Vu la procédure suivante :
Procédure contentieuse antérieure :
Mme C... A... B... a demandé au tribunal administratif de Marseille d'annuler l'arrêté du 7 décembre 2020 du préfet des Bouches-du-Rhône lui refusant un titre de séjour, l'obligeant à quitter le territoire français dans un délai de 30 jours et fixant le pays de destination.
Par un jugement n° 2102271 du 23 juin 2021, tribunal administratif de Marseille a rejeté la requête de Mme A... B....

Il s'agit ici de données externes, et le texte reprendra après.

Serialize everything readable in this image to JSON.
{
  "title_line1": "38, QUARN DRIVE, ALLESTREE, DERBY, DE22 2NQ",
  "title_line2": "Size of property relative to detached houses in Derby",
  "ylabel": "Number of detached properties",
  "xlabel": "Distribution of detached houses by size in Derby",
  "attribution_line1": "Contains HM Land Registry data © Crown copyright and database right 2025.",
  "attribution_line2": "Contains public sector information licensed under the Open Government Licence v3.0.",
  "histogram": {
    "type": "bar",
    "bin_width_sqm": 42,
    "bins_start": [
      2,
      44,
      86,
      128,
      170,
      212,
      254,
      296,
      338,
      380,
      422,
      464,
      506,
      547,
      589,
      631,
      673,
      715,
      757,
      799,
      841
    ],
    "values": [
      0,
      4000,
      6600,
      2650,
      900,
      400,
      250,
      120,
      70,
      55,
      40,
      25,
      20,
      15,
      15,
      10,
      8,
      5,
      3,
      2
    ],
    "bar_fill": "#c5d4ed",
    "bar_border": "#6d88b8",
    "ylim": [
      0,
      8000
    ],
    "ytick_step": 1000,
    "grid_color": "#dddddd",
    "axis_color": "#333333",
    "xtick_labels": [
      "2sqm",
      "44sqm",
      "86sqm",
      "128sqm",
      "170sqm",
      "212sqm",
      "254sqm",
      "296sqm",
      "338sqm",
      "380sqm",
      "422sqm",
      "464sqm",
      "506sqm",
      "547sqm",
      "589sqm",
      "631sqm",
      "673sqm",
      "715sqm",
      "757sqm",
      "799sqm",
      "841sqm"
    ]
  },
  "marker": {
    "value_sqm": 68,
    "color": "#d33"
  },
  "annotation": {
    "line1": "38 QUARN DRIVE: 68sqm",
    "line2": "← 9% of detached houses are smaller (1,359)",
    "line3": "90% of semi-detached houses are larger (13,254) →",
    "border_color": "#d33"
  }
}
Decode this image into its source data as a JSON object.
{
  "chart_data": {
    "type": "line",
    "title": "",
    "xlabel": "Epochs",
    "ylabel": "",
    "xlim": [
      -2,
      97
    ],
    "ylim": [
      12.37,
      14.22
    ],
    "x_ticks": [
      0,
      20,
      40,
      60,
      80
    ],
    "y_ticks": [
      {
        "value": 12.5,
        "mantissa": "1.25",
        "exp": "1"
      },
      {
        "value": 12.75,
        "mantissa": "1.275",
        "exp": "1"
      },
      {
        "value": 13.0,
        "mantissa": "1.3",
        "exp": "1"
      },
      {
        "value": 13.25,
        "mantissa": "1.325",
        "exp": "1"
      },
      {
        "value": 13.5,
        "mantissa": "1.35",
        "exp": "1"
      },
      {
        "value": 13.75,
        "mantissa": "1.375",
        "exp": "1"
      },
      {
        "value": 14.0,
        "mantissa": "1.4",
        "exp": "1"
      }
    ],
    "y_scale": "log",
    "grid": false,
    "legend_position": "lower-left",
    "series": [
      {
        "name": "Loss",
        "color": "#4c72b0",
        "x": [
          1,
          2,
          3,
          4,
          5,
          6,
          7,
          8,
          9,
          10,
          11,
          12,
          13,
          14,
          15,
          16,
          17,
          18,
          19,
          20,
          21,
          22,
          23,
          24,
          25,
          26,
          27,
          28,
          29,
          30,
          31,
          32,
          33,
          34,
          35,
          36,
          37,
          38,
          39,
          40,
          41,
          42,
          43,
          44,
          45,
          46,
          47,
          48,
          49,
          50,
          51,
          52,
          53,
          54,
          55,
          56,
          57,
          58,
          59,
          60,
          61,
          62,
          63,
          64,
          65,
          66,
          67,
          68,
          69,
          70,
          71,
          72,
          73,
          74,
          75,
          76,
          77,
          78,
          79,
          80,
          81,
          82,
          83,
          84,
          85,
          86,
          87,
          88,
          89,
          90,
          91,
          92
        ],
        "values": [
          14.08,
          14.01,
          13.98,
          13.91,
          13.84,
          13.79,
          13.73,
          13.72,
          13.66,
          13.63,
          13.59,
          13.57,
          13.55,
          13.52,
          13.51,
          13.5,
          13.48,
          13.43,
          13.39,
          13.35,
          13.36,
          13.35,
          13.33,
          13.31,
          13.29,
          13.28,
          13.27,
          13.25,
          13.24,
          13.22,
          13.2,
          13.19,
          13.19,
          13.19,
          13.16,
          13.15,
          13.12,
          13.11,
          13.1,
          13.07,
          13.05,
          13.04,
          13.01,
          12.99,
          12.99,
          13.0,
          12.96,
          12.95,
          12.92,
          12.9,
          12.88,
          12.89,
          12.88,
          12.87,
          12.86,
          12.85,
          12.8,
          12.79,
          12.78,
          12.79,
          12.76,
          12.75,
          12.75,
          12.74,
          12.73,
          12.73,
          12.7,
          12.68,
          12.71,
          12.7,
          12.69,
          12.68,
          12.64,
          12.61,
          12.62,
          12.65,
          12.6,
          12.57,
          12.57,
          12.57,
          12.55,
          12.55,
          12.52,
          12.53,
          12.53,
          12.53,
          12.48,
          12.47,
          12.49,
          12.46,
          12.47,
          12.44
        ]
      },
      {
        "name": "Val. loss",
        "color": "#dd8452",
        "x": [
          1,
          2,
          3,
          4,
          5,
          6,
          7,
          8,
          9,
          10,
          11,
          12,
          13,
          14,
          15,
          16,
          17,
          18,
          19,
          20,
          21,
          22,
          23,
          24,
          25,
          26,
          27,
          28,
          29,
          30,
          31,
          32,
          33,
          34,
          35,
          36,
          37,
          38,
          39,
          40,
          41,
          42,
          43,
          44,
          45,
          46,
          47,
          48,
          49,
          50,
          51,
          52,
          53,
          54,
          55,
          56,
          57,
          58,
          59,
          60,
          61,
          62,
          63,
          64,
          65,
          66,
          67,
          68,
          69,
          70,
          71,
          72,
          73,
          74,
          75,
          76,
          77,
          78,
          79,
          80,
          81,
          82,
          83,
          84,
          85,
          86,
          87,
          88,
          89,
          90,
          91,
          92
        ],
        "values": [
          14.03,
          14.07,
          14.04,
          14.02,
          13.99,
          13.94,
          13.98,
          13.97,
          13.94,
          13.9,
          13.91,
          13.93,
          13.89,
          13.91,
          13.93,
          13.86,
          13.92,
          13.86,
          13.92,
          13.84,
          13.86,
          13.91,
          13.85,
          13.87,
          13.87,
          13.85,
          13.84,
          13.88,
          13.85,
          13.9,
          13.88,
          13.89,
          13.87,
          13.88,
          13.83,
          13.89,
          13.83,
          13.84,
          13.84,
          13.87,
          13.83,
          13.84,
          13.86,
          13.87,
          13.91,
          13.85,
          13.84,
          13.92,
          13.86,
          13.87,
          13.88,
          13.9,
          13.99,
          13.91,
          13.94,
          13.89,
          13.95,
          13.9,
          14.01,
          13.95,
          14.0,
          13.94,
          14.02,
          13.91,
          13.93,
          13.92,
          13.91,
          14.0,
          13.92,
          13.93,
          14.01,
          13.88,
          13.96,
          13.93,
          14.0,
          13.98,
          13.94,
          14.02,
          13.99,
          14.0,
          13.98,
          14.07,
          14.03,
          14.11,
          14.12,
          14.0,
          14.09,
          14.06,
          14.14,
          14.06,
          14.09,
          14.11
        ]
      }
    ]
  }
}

Procédure devant la Cour :
I - Par une requête, enregistrée le 23 juillet 2021 sous le n° 21MA02943,
Mme A... B..., représentée par Me Perollier, demande à la Cour :
1°) d'annuler le jugement du 23 juin 2021 du tribunal administratif de Marseille ;
2°) d'annuler l'arrêté du 7 décembre 2020 ;
3°) d'enjoindre au préfet des Bouches-du-Rhône de lui délivrer un titre de séjour d'un an " vie privée et familiale " dans un délai d'un mois à compter de la notification du jugement à venir ;
4°) de mettre à la charge de l'Etat la somme de 1 500 euros, au titre de l'article L. 761-1 du code de justice administrative et de l'article 37 de la loi du 10 juillet 1991.
Elle soutient que :
- sa requête est recevable ;
- le jugement attaqué est irrégulier car le tribunal n'a pas soulevé d'office un moyen d'ordre public tiré de la méconnaissance du 2° de l'article L.511-4 du code de l'entrée et du séjour des étrangers et du droit d'asile ; le tribunal n'a pas visé le moyen tiré de l'illégalité de l'obligation de quitter le territoire en raison de l'erreur manifeste d'appréciation sur sa situation personnelle et n'y a pas répondu ;
- le refus d'admission est illégal car pris en méconnaissance des articles L. 313-11 7° du code de l'entrée et du séjour des étrangers et du droit d'asile et 8 de la convention européenne de sauvegarde des droits de l'homme et des libertés fondamentales ; il est entaché d'une erreur d'appréciation ;
- l'obligation de quitter le territoire français est illégale en raison de l'illégalité du refus de séjour et car prise en méconnaissance de l'article L. 511-4 2° du code de l'entrée et du séjour des étrangers et du droit d'asile.
Par un mémoire en défense, enregistré le 2 septembre 2021, le préfet des Bouches-du-Rhône conclut au rejet de la requête. Il estime que les moyens invoqués ne sont pas fondés.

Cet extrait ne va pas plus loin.